Remark. Step 2 is the most nontrivial step, and Lemma 1 and Lemma 2 are where interesting bounds are analyzed. Lemma 2 seems to be where the nontriviality lies. We will cover these two lemmas in a different post, and think about whether the bound given here can be improved.

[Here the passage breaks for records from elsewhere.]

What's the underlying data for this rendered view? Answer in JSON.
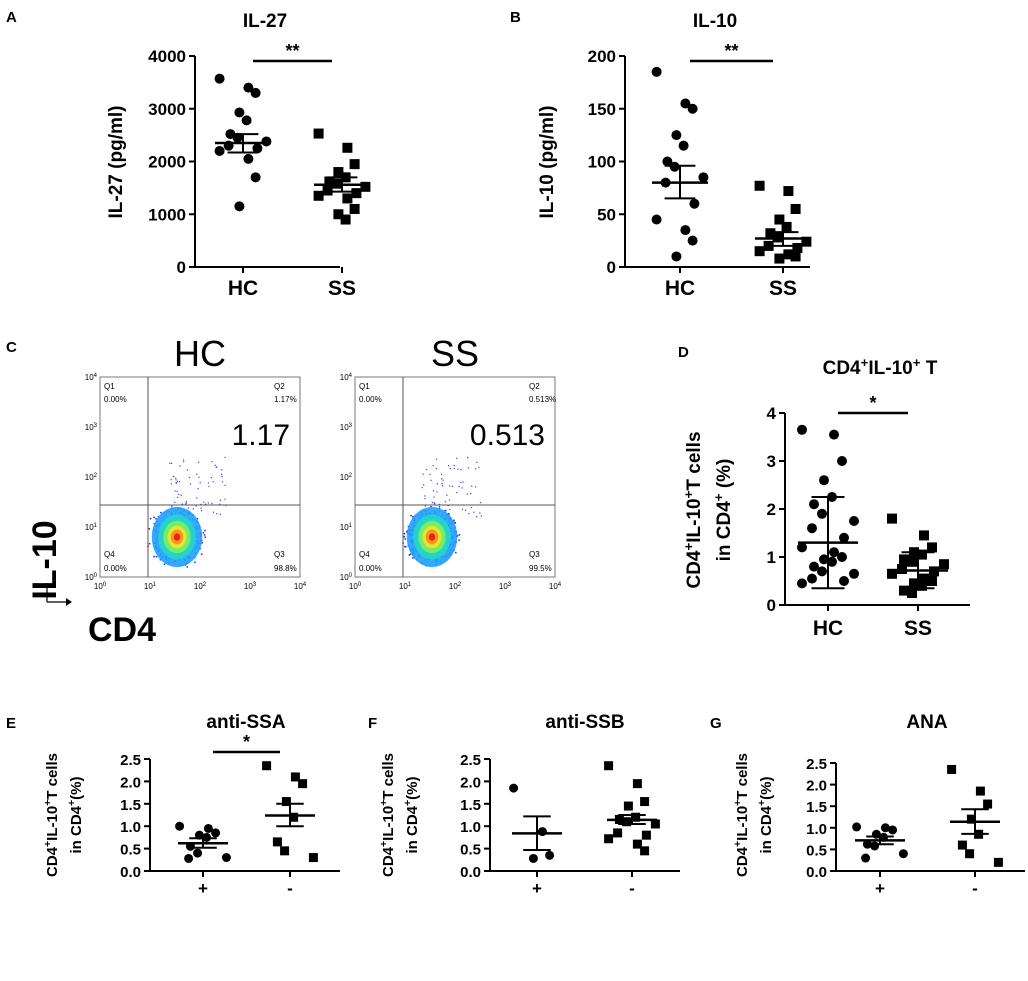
{
  "figure": {
    "panel_letters": [
      "A",
      "B",
      "C",
      "D",
      "E",
      "F",
      "G"
    ]
  },
  "chart_data": [
    {
      "panel": "A",
      "type": "scatter",
      "title": "IL-27",
      "xlabel": "",
      "ylabel": "IL-27 (pg/ml)",
      "categories": [
        "HC",
        "SS"
      ],
      "ylim": [
        0,
        4000
      ],
      "yticks": [
        "0",
        "1000",
        "2000",
        "3000",
        "4000"
      ],
      "series": [
        {
          "name": "HC",
          "marker": "circle",
          "mean": 2350,
          "sem_low": 2170,
          "sem_high": 2520,
          "values": [
            3570,
            3400,
            3300,
            2930,
            2780,
            2520,
            2450,
            2380,
            2300,
            2250,
            2200,
            2050,
            1700,
            1150
          ]
        },
        {
          "name": "SS",
          "marker": "square",
          "mean": 1560,
          "sem_low": 1430,
          "sem_high": 1700,
          "values": [
            2530,
            2260,
            1950,
            1800,
            1700,
            1620,
            1580,
            1520,
            1450,
            1400,
            1350,
            1300,
            1100,
            1000,
            900
          ]
        }
      ],
      "significance": "**"
    },
    {
      "panel": "B",
      "type": "scatter",
      "title": "IL-10",
      "xlabel": "",
      "ylabel": "IL-10 (pg/ml)",
      "categories": [
        "HC",
        "SS"
      ],
      "ylim": [
        0,
        200
      ],
      "yticks": [
        "0",
        "50",
        "100",
        "150",
        "200"
      ],
      "series": [
        {
          "name": "HC",
          "marker": "circle",
          "mean": 80,
          "sem_low": 65,
          "sem_high": 96,
          "values": [
            185,
            155,
            150,
            125,
            115,
            100,
            95,
            85,
            80,
            60,
            45,
            35,
            25,
            10
          ]
        },
        {
          "name": "SS",
          "marker": "square",
          "mean": 27,
          "sem_low": 20,
          "sem_high": 33,
          "values": [
            77,
            72,
            55,
            45,
            38,
            32,
            28,
            24,
            20,
            18,
            15,
            12,
            10,
            8
          ]
        }
      ],
      "significance": "**"
    },
    {
      "panel": "C",
      "type": "flow-cytometry",
      "x_axis_label": "CD4",
      "y_axis_label": "IL-10",
      "axis_ticks": [
        "10",
        "10",
        "10",
        "10",
        "10"
      ],
      "axis_exponents": [
        "0",
        "1",
        "2",
        "3",
        "4"
      ],
      "plots": [
        {
          "title": "HC",
          "big_value": "1.17",
          "q1": "Q1",
          "q1_pct": "0.00%",
          "q2": "Q2",
          "q2_pct": "1.17%",
          "q3": "Q3",
          "q3_pct": "98.8%",
          "q4": "Q4",
          "q4_pct": "0.00%"
        },
        {
          "title": "SS",
          "big_value": "0.513",
          "q1": "Q1",
          "q1_pct": "0.00%",
          "q2": "Q2",
          "q2_pct": "0.513%",
          "q3": "Q3",
          "q3_pct": "99.5%",
          "q4": "Q4",
          "q4_pct": "0.00%"
        }
      ]
    },
    {
      "panel": "D",
      "type": "scatter",
      "title_parts": [
        "CD4",
        "+",
        "IL-10",
        "+",
        " T"
      ],
      "ylabel_parts": [
        "CD4",
        "+",
        "IL-10",
        "+",
        "T cells"
      ],
      "ylabel_line2_parts": [
        "in CD4",
        "+",
        " (%)"
      ],
      "categories": [
        "HC",
        "SS"
      ],
      "ylim": [
        0,
        4
      ],
      "yticks": [
        "0",
        "1",
        "2",
        "3",
        "4"
      ],
      "series": [
        {
          "name": "HC",
          "marker": "circle",
          "mean": 1.3,
          "sd_low": 0.35,
          "sd_high": 2.25,
          "values": [
            3.65,
            3.55,
            3.0,
            2.6,
            2.25,
            2.1,
            1.9,
            1.75,
            1.6,
            1.4,
            1.2,
            1.1,
            1.0,
            0.95,
            0.9,
            0.8,
            0.7,
            0.65,
            0.55,
            0.5,
            0.45
          ]
        },
        {
          "name": "SS",
          "marker": "square",
          "mean": 0.72,
          "sd_low": 0.35,
          "sd_high": 1.1,
          "values": [
            1.8,
            1.45,
            1.2,
            1.1,
            1.05,
            0.95,
            0.9,
            0.85,
            0.75,
            0.7,
            0.65,
            0.55,
            0.5,
            0.45,
            0.4,
            0.3,
            0.25
          ]
        }
      ],
      "significance": "*"
    },
    {
      "panel": "E",
      "type": "scatter",
      "title": "anti-SSA",
      "ylabel_parts": [
        "CD4",
        "+",
        "IL-10",
        "+",
        "T cells"
      ],
      "ylabel_line2_parts": [
        "in CD4",
        "+",
        "(%)"
      ],
      "categories": [
        "+",
        "-"
      ],
      "ylim": [
        0,
        2.5
      ],
      "yticks": [
        "0.0",
        "0.5",
        "1.0",
        "1.5",
        "2.0",
        "2.5"
      ],
      "series": [
        {
          "name": "+",
          "marker": "circle",
          "mean": 0.62,
          "sem_low": 0.52,
          "sem_high": 0.73,
          "values": [
            1.0,
            0.95,
            0.85,
            0.8,
            0.75,
            0.55,
            0.4,
            0.3,
            0.28
          ]
        },
        {
          "name": "-",
          "marker": "square",
          "mean": 1.24,
          "sem_low": 1.0,
          "sem_high": 1.5,
          "values": [
            2.35,
            2.1,
            1.95,
            1.55,
            1.2,
            0.65,
            0.45,
            0.3
          ]
        }
      ],
      "significance": "*"
    },
    {
      "panel": "F",
      "type": "scatter",
      "title": "anti-SSB",
      "ylabel_parts": [
        "CD4",
        "+",
        "IL-10",
        "+",
        "T cells"
      ],
      "ylabel_line2_parts": [
        "in CD4",
        "+",
        "(%)"
      ],
      "categories": [
        "+",
        "-"
      ],
      "ylim": [
        0,
        2.5
      ],
      "yticks": [
        "0.0",
        "0.5",
        "1.0",
        "1.5",
        "2.0",
        "2.5"
      ],
      "series": [
        {
          "name": "+",
          "marker": "circle",
          "mean": 0.84,
          "sem_low": 0.47,
          "sem_high": 1.22,
          "values": [
            1.85,
            0.88,
            0.35,
            0.28
          ]
        },
        {
          "name": "-",
          "marker": "square",
          "mean": 1.14,
          "sem_low": 1.05,
          "sem_high": 1.25,
          "values": [
            2.35,
            1.95,
            1.55,
            1.45,
            1.2,
            1.15,
            1.1,
            1.05,
            0.85,
            0.8,
            0.72,
            0.6,
            0.45
          ]
        }
      ]
    },
    {
      "panel": "G",
      "type": "scatter",
      "title": "ANA",
      "ylabel_parts": [
        "CD4",
        "+",
        "IL-10",
        "+",
        "T cells"
      ],
      "ylabel_line2_parts": [
        "in CD4",
        "+",
        "(%)"
      ],
      "categories": [
        "+",
        "-"
      ],
      "ylim": [
        0,
        2.5
      ],
      "yticks": [
        "0.0",
        "0.5",
        "1.0",
        "1.5",
        "2.0",
        "2.5"
      ],
      "series": [
        {
          "name": "+",
          "marker": "circle",
          "mean": 0.71,
          "sem_low": 0.62,
          "sem_high": 0.8,
          "values": [
            1.02,
            1.0,
            0.95,
            0.85,
            0.78,
            0.62,
            0.58,
            0.4,
            0.3
          ]
        },
        {
          "name": "-",
          "marker": "square",
          "mean": 1.14,
          "sem_low": 0.86,
          "sem_high": 1.43,
          "values": [
            2.35,
            1.85,
            1.55,
            1.2,
            0.85,
            0.6,
            0.4,
            0.2
          ]
        }
      ]
    }
  ]
}
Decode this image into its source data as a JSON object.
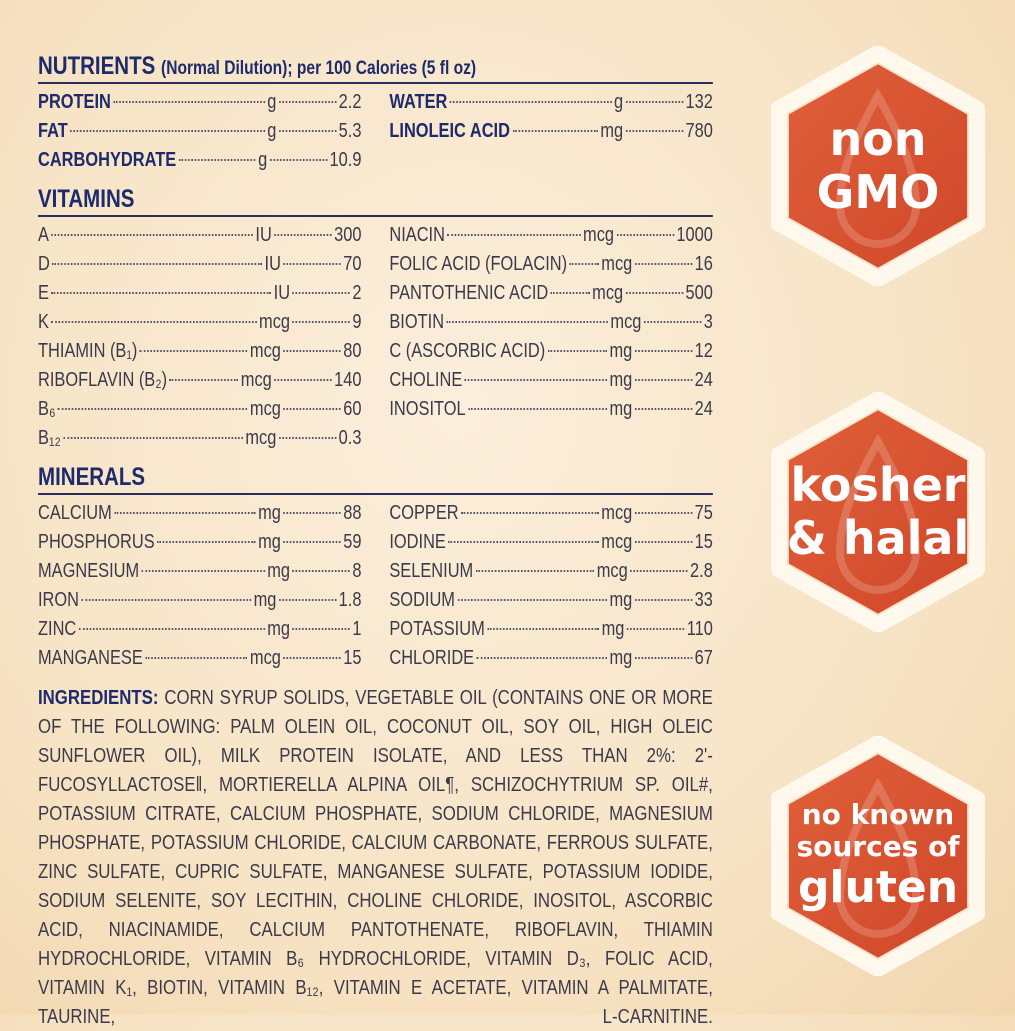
{
  "nutrients": {
    "title": "NUTRIENTS",
    "subtitle": "(Normal Dilution); per 100 Calories (5 fl oz)",
    "left": [
      {
        "label": "PROTEIN",
        "unit": "g",
        "value": "2.2"
      },
      {
        "label": "FAT",
        "unit": "g",
        "value": "5.3"
      },
      {
        "label": "CARBOHYDRATE",
        "unit": "g",
        "value": "10.9"
      }
    ],
    "right": [
      {
        "label": "WATER",
        "unit": "g",
        "value": "132"
      },
      {
        "label": "LINOLEIC ACID",
        "unit": "mg",
        "value": "780"
      }
    ]
  },
  "vitamins": {
    "title": "VITAMINS",
    "left": [
      {
        "label": "A",
        "unit": "IU",
        "value": "300"
      },
      {
        "label": "D",
        "unit": "IU",
        "value": "70"
      },
      {
        "label": "E",
        "unit": "IU",
        "value": "2"
      },
      {
        "label": "K",
        "unit": "mcg",
        "value": "9"
      },
      {
        "label": "THIAMIN (B₁)",
        "unit": "mcg",
        "value": "80"
      },
      {
        "label": "RIBOFLAVIN (B₂)",
        "unit": "mcg",
        "value": "140"
      },
      {
        "label": "B₆",
        "unit": "mcg",
        "value": "60"
      },
      {
        "label": "B₁₂",
        "unit": "mcg",
        "value": "0.3"
      }
    ],
    "right": [
      {
        "label": "NIACIN",
        "unit": "mcg",
        "value": "1000"
      },
      {
        "label": "FOLIC ACID (FOLACIN)",
        "unit": "mcg",
        "value": "16"
      },
      {
        "label": "PANTOTHENIC ACID",
        "unit": "mcg",
        "value": "500"
      },
      {
        "label": "BIOTIN",
        "unit": "mcg",
        "value": "3"
      },
      {
        "label": "C (ASCORBIC ACID)",
        "unit": "mg",
        "value": "12"
      },
      {
        "label": "CHOLINE",
        "unit": "mg",
        "value": "24"
      },
      {
        "label": "INOSITOL",
        "unit": "mg",
        "value": "24"
      }
    ]
  },
  "minerals": {
    "title": "MINERALS",
    "left": [
      {
        "label": "CALCIUM",
        "unit": "mg",
        "value": "88"
      },
      {
        "label": "PHOSPHORUS",
        "unit": "mg",
        "value": "59"
      },
      {
        "label": "MAGNESIUM",
        "unit": "mg",
        "value": "8"
      },
      {
        "label": "IRON",
        "unit": "mg",
        "value": "1.8"
      },
      {
        "label": "ZINC",
        "unit": "mg",
        "value": "1"
      },
      {
        "label": "MANGANESE",
        "unit": "mcg",
        "value": "15"
      }
    ],
    "right": [
      {
        "label": "COPPER",
        "unit": "mcg",
        "value": "75"
      },
      {
        "label": "IODINE",
        "unit": "mcg",
        "value": "15"
      },
      {
        "label": "SELENIUM",
        "unit": "mcg",
        "value": "2.8"
      },
      {
        "label": "SODIUM",
        "unit": "mg",
        "value": "33"
      },
      {
        "label": "POTASSIUM",
        "unit": "mg",
        "value": "110"
      },
      {
        "label": "CHLORIDE",
        "unit": "mg",
        "value": "67"
      }
    ]
  },
  "ingredients": {
    "label": "INGREDIENTS:",
    "text": " CORN SYRUP SOLIDS, VEGETABLE OIL (CONTAINS ONE OR MORE OF THE FOLLOWING: PALM OLEIN OIL, COCONUT OIL, SOY OIL, HIGH OLEIC SUNFLOWER OIL), MILK PROTEIN ISOLATE, AND LESS THAN 2%: 2'-FUCOSYLLACTOSE‖, MORTIERELLA ALPINA OIL¶, SCHIZOCHYTRIUM SP. OIL#, POTASSIUM CITRATE, CALCIUM PHOSPHATE, SODIUM CHLORIDE, MAGNESIUM PHOSPHATE, POTASSIUM CHLORIDE, CALCIUM CARBONATE, FERROUS SULFATE, ZINC SULFATE, CUPRIC SULFATE, MANGANESE SULFATE, POTASSIUM IODIDE, SODIUM SELENITE, SOY LECITHIN, CHOLINE CHLORIDE, INOSITOL, ASCORBIC ACID, NIACINAMIDE, CALCIUM PANTOTHENATE, RIBOFLAVIN, THIAMIN HYDROCHLORIDE, VITAMIN B₆ HYDROCHLORIDE, VITAMIN D₃, FOLIC ACID, VITAMIN K₁, BIOTIN, VITAMIN B₁₂, VITAMIN E ACETATE, VITAMIN A PALMITATE, TAURINE, L-CARNITINE."
  },
  "badges": [
    {
      "lines": [
        "non",
        "GMO"
      ],
      "icon": "oil-drop-icon"
    },
    {
      "lines": [
        "kosher",
        "& halal"
      ],
      "icon": "utensils-icon"
    },
    {
      "lines": [
        "no known",
        "sources of",
        "gluten"
      ],
      "icon": "wheat-icon"
    }
  ],
  "colors": {
    "heading": "#1d2a6b",
    "badge": "#d9532e",
    "background": "#f7e4c6"
  }
}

 Step 3. We show that $\mathrm{Prob}(X_{n} \otimes_{\mathbb{Z}} \mathbb{Z}/m\mathbb{Z} \simeq H)$ converges as $n \rightarrow \infty.$

Since the sequence in question is bounded in $[0, 1],$ by the Bolzano--Weierstrass theorem, there must be a subsequence $X_{n_{1}}, X_{n_{2}}, X_{n_{3}}, \dots$ such that the limit

$$L = \lim_{i \rightarrow \infty}\mathrm{Prob}(X_{n_{i}} \otimes_{\mathbb{Z}} \mathbb{Z}/m\mathbb{Z} \simeq H)$$ exists for any $H \in \mathcal{A}_{m}.$

For contradiction, suppose that the sequence in question does not converge for some $H \in \mathcal{A}_{m}.$ This means that there exists $\epsilon > 0$ and a subsequence $X_{m_{1}}, X_{m_{2}}, X_{m_{3}}, \dots$ such that

$$|\mathrm{Prob}(X_{m_{i}} \otimes_{\mathbb{Z}} \mathbb{Z}/m\mathbb{Z} \simeq H) - L| \geq \epsilon.$$ We may refine this subsequence by the Bolzano--Weirstrass theorem to assume that the limit $$\lim_{i \rightarrow \infty}\mathrm{Prob}(X_{m_{i}} \otimes_{\mathbb{Z}} \mathbb{Z}/m\mathbb{Z} \simeq H)$$ exists. The contradiction comes from the fact that $$\lim_{i \rightarrow \infty}\mathrm{Prob}(X_{m_{i}} \otimes_{\mathbb{Z}} \mathbb{Z}/m\mathbb{Z} \simeq H) \neq L,$$ because if we go through Step 1 and Step 2 with these two subsequences, Step 2 tells us that the two limits must be equal. This finishes the proof of Step 3.